Studies have found wide cultural variation in answers to the question: “In the companies for which you have worked, what percent of time do people typically spend on tasks that are part of their job description.” For example, people working in companies in large cities in the United States tend to report in the range of “80 percent task time, 20 percent social time.” On the other hand, people working in companies in India, Nepal, Indonesia, Malaysia, and some Latin American countries tend to give answers closer to “50 percent task time, 50 percent social time” ( Brislin and Kim, 2003). People tend to spend more of their work time on-task in some cultures and more of that time socializing-informal chatting, having tea or coffee with others, etc.-in other cultures. Time spent within the workplace also varies across cultures. European nations tend to also emphasize work, with many differences among countries, but generally put greater emphasis on preserving nonwork time than do people in the United States and Japan ( Levine, 2012). The differences are marked even within highly industrialized countries, The United States and Japan are famous for long work hours, as exemplified by the terms “workaholic” and “ karoshi” (“death by overwork”) (Levine, 1997). Although some balance is universal, the preferred formulas differ both across cultures and between individuals in each culture. There are cultural differences in the value placed on work, on leisure, and upon the balance between the two. The following dimensions are particularly prone to different cultural, as well as individual, interpretations: Work Versus Leisure No dictionary clearly defines these rules of time for them or for strangers who stumble over the maddening incongruities between the time sense they bring with them and the one they face in a new land.Ĭultures may differ on many aspects of social time-its value, meaning, how it should be divided, allocated, and measured.

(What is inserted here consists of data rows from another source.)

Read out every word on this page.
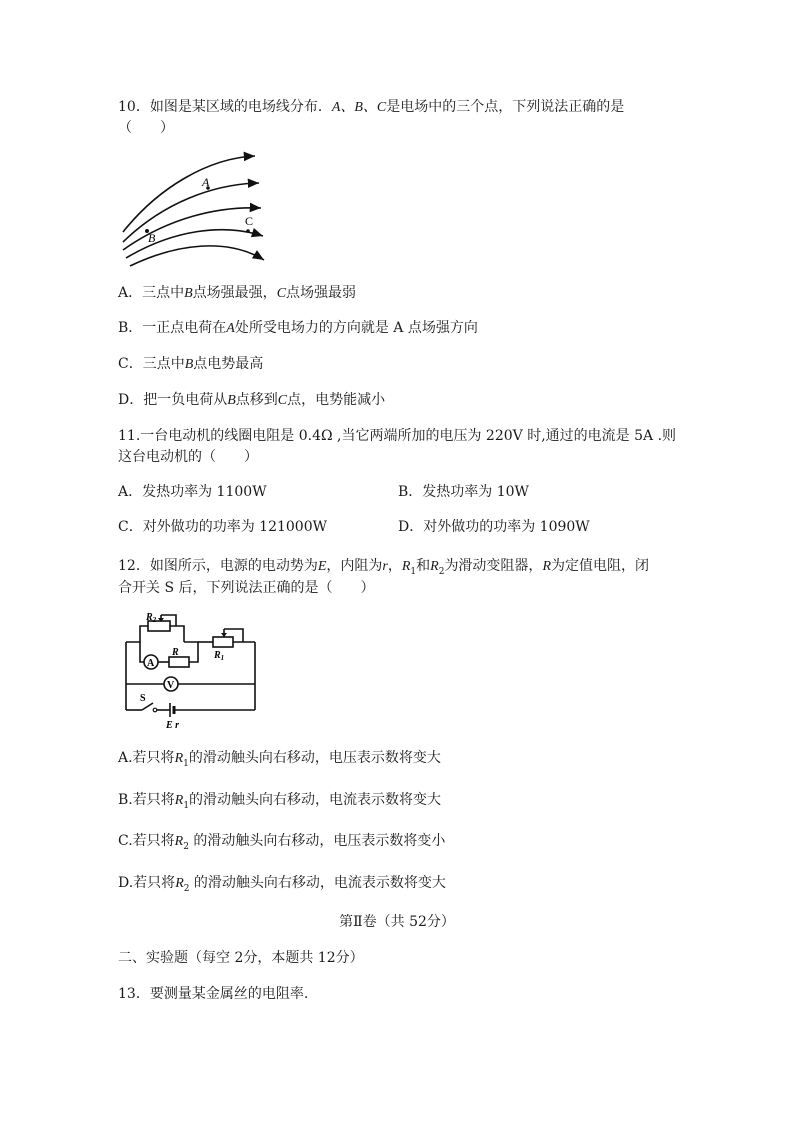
10．如图是某区域的电场线分布．A、B、C是电场中的三个点，下列说法正确的是
（　　）
A
B
C
A．三点中B点场强最强，C点场强最弱
B．一正点电荷在A处所受电场力的方向就是 A 点场强方向
C．三点中B点电势最高
D．把一负电荷从B点移到C点，电势能减小
11.一台电动机的线圈电阻是 0.4Ω ,当它两端所加的电压为 220V 时,通过的电流是 5A .则
这台电动机的（　　）
A．发热功率为 1100W	B．发热功率为 10W
C．对外做功的功率为 121000W	D．对外做功的功率为 1090W
12．如图所示，电源的电动势为E，内阻为r，$R_1$和$R_2$为滑动变阻器，R为定值电阻，闭
合开关 S 后，下列说法正确的是（　　）
A
V
$R_2$
R	$R_1$
S
E r
A.若只将$R_1$的滑动触头向右移动，电压表示数将变大
B.若只将$R_1$的滑动触头向右移动，电流表示数将变大
C.若只将$R_2$ 的滑动触头向右移动，电压表示数将变小
D.若只将$R_2$ 的滑动触头向右移动，电流表示数将变大
第Ⅱ卷（共 52分）
二、实验题（每空 2分，本题共 12分）
13．要测量某金属丝的电阻率.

cultural notion definition

They are either familiar and comfortable or unfamiliar and wrong.” The world over, children simply pick up their society’s conceptions of early and late, of waiting and rushing, of the past, the present, and the future, as they mature. These informal patterns of time “are seldom, if ever, made explicit. Half a century ago anthropologist Edward Hall described cultural rules of social time as the “ silent language” ( Hall, 1983). The idea that "time is money" may be good for business but is it good for society in general? What other ways do people around the world conceptualize and experience time? The list included a wide range of items familiar to fearful travelers, such as “the type of food eaten,” the “personal cleanliness of most people,” “the number of people of your own race,” and “the general standard of living.” But aside from mastering the foreign language, the two greatest difficulties for the Peace Corps volunteers were concerned with social time: “the general pace of life,” followed by one of its most significant components, “how punctual most people are” ( Spradley & Phillips, 1972).

cultural notion definition

In one particularly telling study of the roots of culture shock, Spradley and Phillips asked a group of returning Peace Corps volunteers to rank 33 items concerning the amount of cultural adjustment each had required of them. Research shows that cultural differences in time can be as vast as those between languages.

cultural notion definition

Beliefs about time remain profoundly different from culture to culture. This way of thinking about time is not universal, however. With time and things on the same value scale, we can establish how many of our working hours equal the price of a product in a store. Remarkably, the civilized mind has reduced time-the most obscure and abstract of all intangibles-to the most objective of all quantities: money. Workers are paid by the hour, lawyers charge by the minute, and advertising is sold by the second (US$3.3 million for a 30-second commercial, or a little over $110,000 per second, for the 2012 Super Bowl). It is said that “time is money” in industrialized economies. Use these concepts to better understand the hidden dimensions of culture.Explore major components of social time.Understand how cultures differ in the views of time and the importance of these differences for social behavior.